IMPORTANCE This is the first report of an Escherichia coli ST410 clone that coproduces NDM-5 and OXA-181 in China. The high similarity of the core genomes and plasmids between the ST410 isolates characterized in this study and human source isolates from foreign countries strongly suggests that this ST410 lineage is an international high-risk clone, highlighting the need for continuous global surveillance of ST410 clones.

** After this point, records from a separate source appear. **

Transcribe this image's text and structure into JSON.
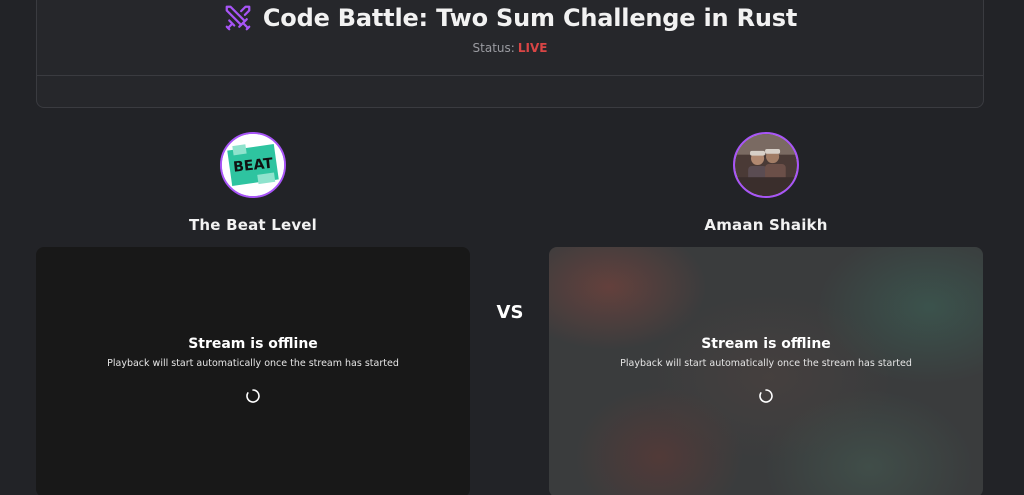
{
  "header": {
    "title": "Code Battle: Two Sum Challenge in Rust",
    "status_label": "Status:",
    "status_value": "LIVE",
    "icon": "crossed-swords-icon"
  },
  "players": [
    {
      "name": "The Beat Level",
      "avatar_logo_text": "BEAT",
      "stream": {
        "title": "Stream is offline",
        "subtitle": "Playback will start automatically once the stream has started"
      }
    },
    {
      "name": "Amaan Shaikh",
      "stream": {
        "title": "Stream is offline",
        "subtitle": "Playback will start automatically once the stream has started"
      }
    }
  ],
  "vs_label": "VS",
  "colors": {
    "accent": "#a855f7",
    "live": "#d94545",
    "background": "#222327"
  }
}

KEYWORDS: food, environment, carbapenemase, plasmid, clonal spread
INTRODUCTION
International high-risk Escherichia coli lineages, such as ST131, ST10, ST69, ST405, and ST38, have attracted global attention; most are extraintestinal pathogens responsible for a majority of human extraintestinal infections (1). In recent years, E. coli clone ST410, which is associated with resistance to clinically important antimicrobials such as fluoroquinolones, third-generation cephalosporins, and carbapenems, has been identified as a successful international high-risk clone, second only to the ST131 clone, and has attracted extensive attention worldwide. Previously, the ST410 clone mainly circulated in Europe and North America, but in recent years it has been a representative and regional epidemic clone in Southeast Asian countries (2). ST410 clones have dispersed into various ecological niches worldwide, including humans, food-producing animals, companion animals, wild animals, food, and the environment (3–6). More alarming is that the ST410 sublineage B4/H24RxC, often carrying carbapenem resistance determinants (blaOXA-181 and/or blaNDM-5), is rapidly emerging (6, 7), and it is reported to be responsible for the global distribution of blaNDM-5 and blaOXA-181 genes (8). Of greater concern is the recent emergence of ST410 clones coproducing NDM-5 and OXA-181 in human clinical settings of several countries, such as Denmark, South Korea, Egypt, and Myanmar (9–11). Here, we characterize two ST410 strains coproducing NDM-5 and OXA-181 from the food market environment in Guangzhou, China, with a strong epidemiological link to human clinical isolates from Southeast Asian countries.
RESULTS
E. coli ST410 coproducing NDM-5 and OXA-181 recovered from a local food market environment.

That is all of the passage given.